With former Vice President Joe Biden as the likely 2020 Democratic presidential nominee, Americans should be expecting a great deal of lofty promises in the upcoming months. Compounded by the ongoing coronavirus pandemic, politicians will be pledging to give out all sorts of government goodies and forms of protection in these troubling times.
Although Biden has been billed as a moderate, some of his more radical Democratic colleagues’ ideas may finally be rubbing off on him. For example, increasing the minimum wage.
Although billionaire Tom Steyer had no chance of winning, one of his ideas — pushing Congress to pass a $22 per hour minimum wage — is gradually becoming more mainstream, as odd as the policy may sound.
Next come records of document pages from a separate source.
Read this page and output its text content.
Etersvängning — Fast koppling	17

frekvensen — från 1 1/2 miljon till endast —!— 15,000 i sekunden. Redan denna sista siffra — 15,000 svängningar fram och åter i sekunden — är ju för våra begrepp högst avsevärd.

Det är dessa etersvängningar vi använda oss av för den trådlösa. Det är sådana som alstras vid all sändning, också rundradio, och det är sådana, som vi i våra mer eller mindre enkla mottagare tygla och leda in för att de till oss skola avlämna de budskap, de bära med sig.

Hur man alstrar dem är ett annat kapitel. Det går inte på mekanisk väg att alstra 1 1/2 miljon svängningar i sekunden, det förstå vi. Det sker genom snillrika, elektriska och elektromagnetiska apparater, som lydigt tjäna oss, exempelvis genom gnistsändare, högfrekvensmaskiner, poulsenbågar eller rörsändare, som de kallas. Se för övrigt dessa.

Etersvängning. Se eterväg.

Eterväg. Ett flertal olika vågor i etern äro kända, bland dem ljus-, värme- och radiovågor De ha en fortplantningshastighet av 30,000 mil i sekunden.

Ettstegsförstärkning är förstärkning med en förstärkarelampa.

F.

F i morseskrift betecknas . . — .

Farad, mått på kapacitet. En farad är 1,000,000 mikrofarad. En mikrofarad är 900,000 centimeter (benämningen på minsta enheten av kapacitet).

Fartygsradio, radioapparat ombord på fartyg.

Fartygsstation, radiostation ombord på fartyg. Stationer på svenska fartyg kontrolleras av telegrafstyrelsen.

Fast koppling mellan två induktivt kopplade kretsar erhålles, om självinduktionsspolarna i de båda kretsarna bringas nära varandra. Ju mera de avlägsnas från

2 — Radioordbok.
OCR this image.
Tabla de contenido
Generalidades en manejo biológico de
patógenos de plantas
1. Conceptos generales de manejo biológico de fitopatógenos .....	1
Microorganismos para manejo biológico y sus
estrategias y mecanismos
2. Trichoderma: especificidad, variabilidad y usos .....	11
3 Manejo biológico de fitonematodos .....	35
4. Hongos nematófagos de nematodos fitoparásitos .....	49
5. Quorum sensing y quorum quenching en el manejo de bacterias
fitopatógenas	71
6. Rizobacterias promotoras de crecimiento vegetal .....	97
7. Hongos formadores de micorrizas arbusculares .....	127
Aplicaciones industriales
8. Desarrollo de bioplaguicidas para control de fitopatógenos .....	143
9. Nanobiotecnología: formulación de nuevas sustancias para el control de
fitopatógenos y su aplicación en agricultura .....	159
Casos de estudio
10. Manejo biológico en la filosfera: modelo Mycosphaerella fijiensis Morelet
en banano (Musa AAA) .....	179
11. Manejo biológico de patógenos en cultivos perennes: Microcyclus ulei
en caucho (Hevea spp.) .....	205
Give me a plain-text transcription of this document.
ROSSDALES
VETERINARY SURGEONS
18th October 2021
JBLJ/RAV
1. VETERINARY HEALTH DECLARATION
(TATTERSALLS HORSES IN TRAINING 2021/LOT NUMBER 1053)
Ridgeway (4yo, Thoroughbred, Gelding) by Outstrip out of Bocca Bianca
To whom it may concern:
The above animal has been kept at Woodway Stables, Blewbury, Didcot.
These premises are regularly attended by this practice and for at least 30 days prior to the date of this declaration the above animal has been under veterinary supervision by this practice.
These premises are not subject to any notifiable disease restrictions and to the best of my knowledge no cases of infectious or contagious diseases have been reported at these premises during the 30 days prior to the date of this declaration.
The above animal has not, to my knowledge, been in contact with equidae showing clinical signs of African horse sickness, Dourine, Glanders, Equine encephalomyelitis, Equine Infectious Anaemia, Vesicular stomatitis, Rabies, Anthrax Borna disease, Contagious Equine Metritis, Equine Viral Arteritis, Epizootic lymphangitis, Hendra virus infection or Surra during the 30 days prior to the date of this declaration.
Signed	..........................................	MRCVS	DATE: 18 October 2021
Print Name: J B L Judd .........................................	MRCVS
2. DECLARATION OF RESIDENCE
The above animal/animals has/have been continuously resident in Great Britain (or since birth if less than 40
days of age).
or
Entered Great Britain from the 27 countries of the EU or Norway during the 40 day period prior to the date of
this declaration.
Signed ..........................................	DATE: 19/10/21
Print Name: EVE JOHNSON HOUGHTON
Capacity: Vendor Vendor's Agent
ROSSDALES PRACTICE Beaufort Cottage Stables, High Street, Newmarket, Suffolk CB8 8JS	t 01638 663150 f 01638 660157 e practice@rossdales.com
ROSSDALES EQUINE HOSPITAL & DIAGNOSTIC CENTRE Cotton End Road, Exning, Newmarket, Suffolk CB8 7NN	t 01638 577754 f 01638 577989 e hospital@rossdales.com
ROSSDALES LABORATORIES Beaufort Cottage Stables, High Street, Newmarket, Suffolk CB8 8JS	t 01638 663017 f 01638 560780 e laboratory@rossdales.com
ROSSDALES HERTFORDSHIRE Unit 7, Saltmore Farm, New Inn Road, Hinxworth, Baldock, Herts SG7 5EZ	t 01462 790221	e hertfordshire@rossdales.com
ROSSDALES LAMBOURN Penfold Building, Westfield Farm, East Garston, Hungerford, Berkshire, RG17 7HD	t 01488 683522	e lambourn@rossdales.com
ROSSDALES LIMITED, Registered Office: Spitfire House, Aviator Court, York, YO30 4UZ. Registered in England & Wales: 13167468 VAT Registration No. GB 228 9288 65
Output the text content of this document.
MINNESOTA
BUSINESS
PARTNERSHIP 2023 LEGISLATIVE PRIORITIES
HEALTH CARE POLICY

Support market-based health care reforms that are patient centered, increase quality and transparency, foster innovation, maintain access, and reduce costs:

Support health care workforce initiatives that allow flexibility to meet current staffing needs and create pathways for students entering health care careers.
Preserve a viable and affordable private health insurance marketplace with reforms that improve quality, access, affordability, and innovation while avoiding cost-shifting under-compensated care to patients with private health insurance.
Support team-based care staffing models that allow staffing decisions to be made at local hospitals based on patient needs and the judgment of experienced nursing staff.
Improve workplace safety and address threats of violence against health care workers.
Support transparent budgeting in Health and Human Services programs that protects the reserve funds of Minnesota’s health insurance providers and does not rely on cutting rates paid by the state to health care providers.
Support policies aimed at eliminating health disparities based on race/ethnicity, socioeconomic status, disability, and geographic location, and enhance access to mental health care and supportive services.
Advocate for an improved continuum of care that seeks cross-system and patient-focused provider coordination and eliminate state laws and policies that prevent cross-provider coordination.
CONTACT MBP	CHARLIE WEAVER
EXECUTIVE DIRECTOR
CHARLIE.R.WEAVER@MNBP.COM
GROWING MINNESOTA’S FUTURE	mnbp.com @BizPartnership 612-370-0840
The current federal minimum wage is $7.25. Most of the 2020 candidates have embraced a $15 wage standard.
According to Pew Research polls, 67 percent of Americans support raising the minimum wage to $15 per hour. Especially in today’s environment of a global pandemic, with many people being economically displaced, such policies will likely receive high levels of support.
As Jon Miltimoe of the Foundation for Economic Education notes, however, this support plummets when the respondents are made aware of Congressional Budget Office estimates showing that a minimum wage hike would kill nearly 1.3 million jobs.
Many minimum wage proponents believe that the minimum wage is not high enough. Despite their protests, the data demonstrates that when state and local minimum wage laws are factored in, America has historically high minimum wage rates.
“Averaging across all of these federal, state and local minimum wage laws, the effective minimum wage in the United States — the average minimum wage binding each hour of minimum wage work — will be $11.80 an hour in 2019,” The New York Times reported last April. “Adjusted for inflation, this is probably the highest minimum wage in American history.”
In today’s climate of economic uncertainty, it can be understood why people desire an increased minimum wage. Housing markets in many cities have become out of reach for the working class and even growing numbers of college-educated professionals. But these dynamics merit understanding their true causes, rather than simply applying ineffective Band-Aids. When considering wage increases, it’s best to understand the role capital and productivity play in boosting wages. An increased capital stock and the boost in productivity that inevitably follows is the blueprint for wage growth, not minimum wage mandates. Minimum wage laws are notorious for causing unemployment, reducing opportunities for unskilled workers, and, in contemporary times, accelerating the shift to automation.
When legislation sounds too good to be true, we must first ask about the unintended consequences. Politicians shouldn’t be so narrow-minded when considering policies for boosting wages. There are many ways to skin a cat, and increasing productivity can be done in a manner that keeps America’s economy going while generating positive socioeconomic outcomes. Reforms from simplifying our convoluted tax code, to rolling back many of the country’s unnecessary regulations, will do more for workers than anything politicians pull out of their legislative bag of tricks.
Indeed, it’s difficult to talk about the minimum wage in the current state of pandemic. We must remember that what is right is not always popular. Further, the road to prosperity involves us instituting tough reforms. There are no quick fixes or linear paths to economic progress. But there are tried and true ways of building wealth, which include the respect of private property and letting businesses operate with as little government impediments as possible. In this way, America’s most successful businesses will be allowed to thrive and workers will end up benefiting through higher wages and better living standards. The key is the government staying out of the way.